Strategy: Forgive the debt, and treat it as a contribution to your business. If you do this properly, neither you nor the company has to pay any tax on the transaction.
Normally, debt forgiveness results in taxable income to the organization, called cancellation-of-debt (COD) income. But a loophole in the tax law allows your company to effectively sidestep COD income when you forgive what the company owes you.
Example: Dodge the COD tax bullet
Let’s say your company incurs $100,000 of debt. After it pays $25,000 of the debt, it experiences financial difficulties. So, you negotiate with the creditor to forgive the remaining $75,000 of debt in exchange for $50,000 of common voting stock.
Under those facts, your company would face $25,000 ($75,000 minus $50,000) of COD income.
It’s a different story, though, if the company owes you or another shareholder the money. If you simply contribute the debt to the organization’s capital structure without receiving any stock in exchange, the company incurs no COD income. No COD income = no tax.
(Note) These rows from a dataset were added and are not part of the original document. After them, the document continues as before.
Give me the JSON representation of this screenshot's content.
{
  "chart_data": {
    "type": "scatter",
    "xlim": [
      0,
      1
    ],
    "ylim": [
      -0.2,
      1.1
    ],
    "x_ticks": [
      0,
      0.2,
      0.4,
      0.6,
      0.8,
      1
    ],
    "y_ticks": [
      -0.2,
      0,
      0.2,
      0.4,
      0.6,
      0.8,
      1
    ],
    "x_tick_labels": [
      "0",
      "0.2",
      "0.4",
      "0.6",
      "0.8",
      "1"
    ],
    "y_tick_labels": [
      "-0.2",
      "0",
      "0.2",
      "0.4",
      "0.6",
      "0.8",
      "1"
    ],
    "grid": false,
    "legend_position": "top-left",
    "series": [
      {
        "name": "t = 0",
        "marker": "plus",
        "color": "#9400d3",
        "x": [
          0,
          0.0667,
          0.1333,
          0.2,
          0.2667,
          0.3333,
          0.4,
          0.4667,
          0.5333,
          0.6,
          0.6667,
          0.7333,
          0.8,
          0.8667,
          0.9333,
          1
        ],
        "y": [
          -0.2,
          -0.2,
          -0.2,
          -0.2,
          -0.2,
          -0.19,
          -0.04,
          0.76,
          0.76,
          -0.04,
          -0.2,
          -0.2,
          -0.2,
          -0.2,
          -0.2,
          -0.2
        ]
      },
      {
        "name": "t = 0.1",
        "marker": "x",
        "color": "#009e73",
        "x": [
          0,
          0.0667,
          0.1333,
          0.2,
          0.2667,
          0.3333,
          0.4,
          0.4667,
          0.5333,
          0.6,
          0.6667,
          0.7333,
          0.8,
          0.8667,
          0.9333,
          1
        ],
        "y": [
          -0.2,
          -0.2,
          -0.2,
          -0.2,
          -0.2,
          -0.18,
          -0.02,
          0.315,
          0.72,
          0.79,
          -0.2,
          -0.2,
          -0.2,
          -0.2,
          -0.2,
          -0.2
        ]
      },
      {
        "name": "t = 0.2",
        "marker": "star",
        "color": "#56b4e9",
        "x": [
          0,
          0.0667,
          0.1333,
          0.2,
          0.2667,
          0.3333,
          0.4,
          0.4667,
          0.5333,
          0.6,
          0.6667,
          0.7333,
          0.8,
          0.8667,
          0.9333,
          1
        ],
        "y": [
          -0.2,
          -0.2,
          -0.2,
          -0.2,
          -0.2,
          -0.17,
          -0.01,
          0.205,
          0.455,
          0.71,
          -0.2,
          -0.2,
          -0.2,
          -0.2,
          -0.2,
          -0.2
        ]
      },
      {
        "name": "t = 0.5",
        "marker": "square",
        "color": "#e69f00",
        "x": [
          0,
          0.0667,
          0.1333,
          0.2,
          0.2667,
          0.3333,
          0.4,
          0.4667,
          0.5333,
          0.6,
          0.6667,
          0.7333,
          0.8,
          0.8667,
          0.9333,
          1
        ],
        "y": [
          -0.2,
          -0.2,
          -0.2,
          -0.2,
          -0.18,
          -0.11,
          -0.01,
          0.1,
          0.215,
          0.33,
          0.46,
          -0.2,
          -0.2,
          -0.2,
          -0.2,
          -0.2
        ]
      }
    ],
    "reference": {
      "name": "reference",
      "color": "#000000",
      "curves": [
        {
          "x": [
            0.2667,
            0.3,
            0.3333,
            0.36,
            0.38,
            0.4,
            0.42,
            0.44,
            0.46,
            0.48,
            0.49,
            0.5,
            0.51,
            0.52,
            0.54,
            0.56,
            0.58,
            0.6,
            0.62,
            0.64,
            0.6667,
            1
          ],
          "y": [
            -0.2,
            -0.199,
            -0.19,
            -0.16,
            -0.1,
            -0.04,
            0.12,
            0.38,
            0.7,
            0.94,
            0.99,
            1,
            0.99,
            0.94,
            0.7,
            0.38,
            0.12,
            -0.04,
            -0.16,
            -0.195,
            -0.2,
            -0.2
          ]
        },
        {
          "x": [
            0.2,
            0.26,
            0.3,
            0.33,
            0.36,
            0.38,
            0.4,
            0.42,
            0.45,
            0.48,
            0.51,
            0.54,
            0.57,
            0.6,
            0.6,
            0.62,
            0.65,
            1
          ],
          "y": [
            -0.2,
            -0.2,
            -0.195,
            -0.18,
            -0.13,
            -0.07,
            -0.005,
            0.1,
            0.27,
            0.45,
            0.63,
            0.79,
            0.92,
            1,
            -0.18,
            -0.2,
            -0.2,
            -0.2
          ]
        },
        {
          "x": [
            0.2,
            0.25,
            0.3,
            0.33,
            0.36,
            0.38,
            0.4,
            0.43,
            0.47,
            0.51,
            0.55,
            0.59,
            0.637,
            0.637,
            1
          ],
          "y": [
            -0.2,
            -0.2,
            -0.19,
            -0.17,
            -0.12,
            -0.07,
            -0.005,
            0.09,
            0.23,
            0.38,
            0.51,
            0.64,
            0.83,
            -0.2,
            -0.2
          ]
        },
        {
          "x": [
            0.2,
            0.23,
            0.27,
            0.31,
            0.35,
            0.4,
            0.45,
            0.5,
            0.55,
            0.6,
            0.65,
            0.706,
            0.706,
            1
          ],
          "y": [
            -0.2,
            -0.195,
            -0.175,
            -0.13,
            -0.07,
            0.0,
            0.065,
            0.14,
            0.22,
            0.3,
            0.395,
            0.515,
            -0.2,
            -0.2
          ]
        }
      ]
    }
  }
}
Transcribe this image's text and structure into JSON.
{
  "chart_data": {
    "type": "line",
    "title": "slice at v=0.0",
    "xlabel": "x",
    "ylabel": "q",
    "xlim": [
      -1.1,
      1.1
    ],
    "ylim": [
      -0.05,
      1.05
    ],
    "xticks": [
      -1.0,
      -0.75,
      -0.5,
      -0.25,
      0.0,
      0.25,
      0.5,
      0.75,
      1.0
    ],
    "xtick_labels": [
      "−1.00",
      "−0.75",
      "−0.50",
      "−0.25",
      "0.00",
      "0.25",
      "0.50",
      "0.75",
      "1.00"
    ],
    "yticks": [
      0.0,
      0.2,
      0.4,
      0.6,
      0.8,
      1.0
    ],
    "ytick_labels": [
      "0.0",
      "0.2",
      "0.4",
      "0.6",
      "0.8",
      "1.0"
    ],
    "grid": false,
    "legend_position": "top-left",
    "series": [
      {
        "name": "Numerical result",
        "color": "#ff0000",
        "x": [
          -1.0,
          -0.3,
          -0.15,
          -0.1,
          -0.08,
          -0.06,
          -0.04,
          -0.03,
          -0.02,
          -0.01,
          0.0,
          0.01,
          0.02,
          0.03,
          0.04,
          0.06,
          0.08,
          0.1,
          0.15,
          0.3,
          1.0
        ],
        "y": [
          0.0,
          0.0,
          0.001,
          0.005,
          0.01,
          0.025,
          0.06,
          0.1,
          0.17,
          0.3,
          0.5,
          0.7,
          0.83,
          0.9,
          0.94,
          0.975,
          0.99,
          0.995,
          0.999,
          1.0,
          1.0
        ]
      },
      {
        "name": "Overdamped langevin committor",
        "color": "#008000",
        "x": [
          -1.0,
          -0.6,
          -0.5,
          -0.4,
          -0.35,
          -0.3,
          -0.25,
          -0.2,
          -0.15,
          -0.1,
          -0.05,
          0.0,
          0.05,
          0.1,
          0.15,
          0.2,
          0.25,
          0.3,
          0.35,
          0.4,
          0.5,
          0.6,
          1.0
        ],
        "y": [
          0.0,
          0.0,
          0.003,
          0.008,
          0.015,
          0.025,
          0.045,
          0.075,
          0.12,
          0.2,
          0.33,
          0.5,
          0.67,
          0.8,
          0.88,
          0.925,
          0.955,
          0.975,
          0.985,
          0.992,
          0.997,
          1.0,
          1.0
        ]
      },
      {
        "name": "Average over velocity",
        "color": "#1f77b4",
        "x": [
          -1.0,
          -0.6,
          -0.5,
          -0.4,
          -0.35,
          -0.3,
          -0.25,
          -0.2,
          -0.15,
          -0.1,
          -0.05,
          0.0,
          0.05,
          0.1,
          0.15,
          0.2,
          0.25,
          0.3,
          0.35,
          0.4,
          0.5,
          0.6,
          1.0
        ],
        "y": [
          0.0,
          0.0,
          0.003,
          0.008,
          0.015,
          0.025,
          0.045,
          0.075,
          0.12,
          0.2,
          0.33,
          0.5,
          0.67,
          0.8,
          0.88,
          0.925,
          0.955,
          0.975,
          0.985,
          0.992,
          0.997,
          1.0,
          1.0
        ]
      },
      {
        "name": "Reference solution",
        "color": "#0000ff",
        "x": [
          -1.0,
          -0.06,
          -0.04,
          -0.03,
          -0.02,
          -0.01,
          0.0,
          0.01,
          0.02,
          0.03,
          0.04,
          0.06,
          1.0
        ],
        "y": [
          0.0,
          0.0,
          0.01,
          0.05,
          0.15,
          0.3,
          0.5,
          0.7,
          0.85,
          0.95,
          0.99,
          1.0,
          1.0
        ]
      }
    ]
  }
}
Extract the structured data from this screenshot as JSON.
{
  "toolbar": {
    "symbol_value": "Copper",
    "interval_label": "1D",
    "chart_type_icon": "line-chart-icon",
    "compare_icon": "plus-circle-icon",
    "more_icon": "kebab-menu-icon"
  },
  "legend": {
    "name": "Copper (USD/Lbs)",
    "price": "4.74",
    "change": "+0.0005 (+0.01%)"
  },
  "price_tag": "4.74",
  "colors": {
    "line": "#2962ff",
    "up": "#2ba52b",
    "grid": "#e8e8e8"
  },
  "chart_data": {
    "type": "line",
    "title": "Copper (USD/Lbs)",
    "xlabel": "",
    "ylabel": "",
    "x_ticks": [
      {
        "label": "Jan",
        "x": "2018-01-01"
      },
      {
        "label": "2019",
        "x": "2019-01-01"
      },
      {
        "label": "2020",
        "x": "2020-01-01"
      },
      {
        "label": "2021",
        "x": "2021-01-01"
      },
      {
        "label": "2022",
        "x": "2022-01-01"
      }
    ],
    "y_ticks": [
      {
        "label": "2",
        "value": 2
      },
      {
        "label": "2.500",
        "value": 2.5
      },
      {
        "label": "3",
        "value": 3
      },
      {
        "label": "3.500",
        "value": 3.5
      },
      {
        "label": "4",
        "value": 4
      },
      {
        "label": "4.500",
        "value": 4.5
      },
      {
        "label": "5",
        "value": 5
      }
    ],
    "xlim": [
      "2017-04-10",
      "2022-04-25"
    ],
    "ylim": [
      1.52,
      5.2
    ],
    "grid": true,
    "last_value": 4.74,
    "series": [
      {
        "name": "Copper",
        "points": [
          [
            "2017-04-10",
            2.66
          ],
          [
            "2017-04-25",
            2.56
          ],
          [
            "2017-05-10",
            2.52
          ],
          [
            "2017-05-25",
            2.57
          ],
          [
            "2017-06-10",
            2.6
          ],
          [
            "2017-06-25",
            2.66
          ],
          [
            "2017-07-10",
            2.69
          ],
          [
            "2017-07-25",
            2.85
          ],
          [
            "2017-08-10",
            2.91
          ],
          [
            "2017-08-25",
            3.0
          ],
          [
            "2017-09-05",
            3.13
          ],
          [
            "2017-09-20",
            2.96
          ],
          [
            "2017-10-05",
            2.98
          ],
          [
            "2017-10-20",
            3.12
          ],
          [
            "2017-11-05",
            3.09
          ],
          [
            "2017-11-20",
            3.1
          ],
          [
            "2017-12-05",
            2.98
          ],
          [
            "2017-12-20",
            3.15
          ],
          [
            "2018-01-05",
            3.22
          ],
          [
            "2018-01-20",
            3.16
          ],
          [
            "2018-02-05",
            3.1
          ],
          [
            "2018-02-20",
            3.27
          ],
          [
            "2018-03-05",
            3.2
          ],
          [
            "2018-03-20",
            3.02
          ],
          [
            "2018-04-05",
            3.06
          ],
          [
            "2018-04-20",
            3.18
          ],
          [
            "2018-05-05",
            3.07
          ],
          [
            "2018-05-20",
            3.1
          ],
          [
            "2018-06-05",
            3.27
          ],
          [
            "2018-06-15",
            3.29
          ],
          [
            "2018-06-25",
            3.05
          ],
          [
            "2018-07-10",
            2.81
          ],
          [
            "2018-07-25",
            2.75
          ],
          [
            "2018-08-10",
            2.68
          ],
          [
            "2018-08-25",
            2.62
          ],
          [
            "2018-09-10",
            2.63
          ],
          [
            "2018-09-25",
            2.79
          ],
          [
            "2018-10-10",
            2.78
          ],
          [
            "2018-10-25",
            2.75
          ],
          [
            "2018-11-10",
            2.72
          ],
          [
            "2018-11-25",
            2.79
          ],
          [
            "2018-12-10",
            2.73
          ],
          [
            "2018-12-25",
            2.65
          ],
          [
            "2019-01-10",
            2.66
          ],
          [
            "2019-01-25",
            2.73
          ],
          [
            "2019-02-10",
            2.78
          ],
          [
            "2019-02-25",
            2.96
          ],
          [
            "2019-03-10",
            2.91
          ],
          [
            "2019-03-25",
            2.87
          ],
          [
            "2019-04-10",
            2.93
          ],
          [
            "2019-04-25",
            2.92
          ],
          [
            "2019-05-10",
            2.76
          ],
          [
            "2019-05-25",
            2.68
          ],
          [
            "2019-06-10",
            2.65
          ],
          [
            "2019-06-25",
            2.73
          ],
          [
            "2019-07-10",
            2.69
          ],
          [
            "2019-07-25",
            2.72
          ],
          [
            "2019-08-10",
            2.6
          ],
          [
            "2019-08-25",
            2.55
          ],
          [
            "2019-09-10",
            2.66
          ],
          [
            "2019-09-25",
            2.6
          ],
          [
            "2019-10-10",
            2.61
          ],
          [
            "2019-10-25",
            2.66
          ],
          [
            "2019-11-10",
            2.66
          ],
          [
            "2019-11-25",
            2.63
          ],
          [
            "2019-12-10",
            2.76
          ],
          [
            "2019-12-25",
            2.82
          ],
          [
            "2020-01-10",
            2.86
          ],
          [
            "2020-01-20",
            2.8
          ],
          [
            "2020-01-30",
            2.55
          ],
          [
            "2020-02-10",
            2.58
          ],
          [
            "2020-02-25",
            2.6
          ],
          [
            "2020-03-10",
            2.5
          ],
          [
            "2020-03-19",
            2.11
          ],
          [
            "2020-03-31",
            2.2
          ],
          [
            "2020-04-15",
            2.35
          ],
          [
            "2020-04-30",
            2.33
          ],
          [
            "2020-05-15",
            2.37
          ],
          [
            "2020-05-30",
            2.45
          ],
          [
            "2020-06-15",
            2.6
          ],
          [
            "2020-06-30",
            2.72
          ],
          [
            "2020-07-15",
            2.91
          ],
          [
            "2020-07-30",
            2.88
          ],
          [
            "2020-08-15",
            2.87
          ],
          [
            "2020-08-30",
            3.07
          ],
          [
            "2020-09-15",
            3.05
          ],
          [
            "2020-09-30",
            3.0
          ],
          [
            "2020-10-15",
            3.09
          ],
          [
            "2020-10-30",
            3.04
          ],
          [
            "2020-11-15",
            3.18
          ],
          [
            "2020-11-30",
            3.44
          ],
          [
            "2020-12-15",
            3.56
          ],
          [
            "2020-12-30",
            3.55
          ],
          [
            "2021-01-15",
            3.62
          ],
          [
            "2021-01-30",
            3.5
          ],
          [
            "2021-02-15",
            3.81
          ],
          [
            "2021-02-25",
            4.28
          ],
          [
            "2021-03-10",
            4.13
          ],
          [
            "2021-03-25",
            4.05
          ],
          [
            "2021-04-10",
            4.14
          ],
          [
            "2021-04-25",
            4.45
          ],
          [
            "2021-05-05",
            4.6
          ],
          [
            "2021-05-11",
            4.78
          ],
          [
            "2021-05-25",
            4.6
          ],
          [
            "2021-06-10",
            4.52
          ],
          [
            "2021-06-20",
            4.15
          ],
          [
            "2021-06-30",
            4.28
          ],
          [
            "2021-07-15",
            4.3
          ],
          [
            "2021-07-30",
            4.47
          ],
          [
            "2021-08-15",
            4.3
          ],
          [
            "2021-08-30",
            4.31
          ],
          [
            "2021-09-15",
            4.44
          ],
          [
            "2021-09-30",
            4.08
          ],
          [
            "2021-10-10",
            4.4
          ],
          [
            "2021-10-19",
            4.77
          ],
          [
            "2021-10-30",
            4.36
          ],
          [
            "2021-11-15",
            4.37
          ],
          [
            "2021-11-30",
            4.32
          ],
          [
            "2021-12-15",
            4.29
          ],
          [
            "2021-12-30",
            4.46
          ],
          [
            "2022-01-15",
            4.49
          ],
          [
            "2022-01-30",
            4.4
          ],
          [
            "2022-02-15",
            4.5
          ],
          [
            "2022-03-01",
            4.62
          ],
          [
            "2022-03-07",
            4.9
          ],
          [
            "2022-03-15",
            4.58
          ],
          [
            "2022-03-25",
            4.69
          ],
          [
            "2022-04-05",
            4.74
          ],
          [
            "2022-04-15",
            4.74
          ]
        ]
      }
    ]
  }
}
Sidestep potential tax pitfalls. Don’t take any additional company stock in exchange for forgiving the corporate debt. That could trigger taxable COD income for your company. And you have no real reason to do it if you own all of the outstanding shares.
Here’s why: Since you already own 100 percent of the company, you’re in the same position as you were before forgiving the debt. So, you can avoid unnecessary tax by simply doing nothing.
Tip: Consult your tax pro, since this is a highly technical area of the tax law.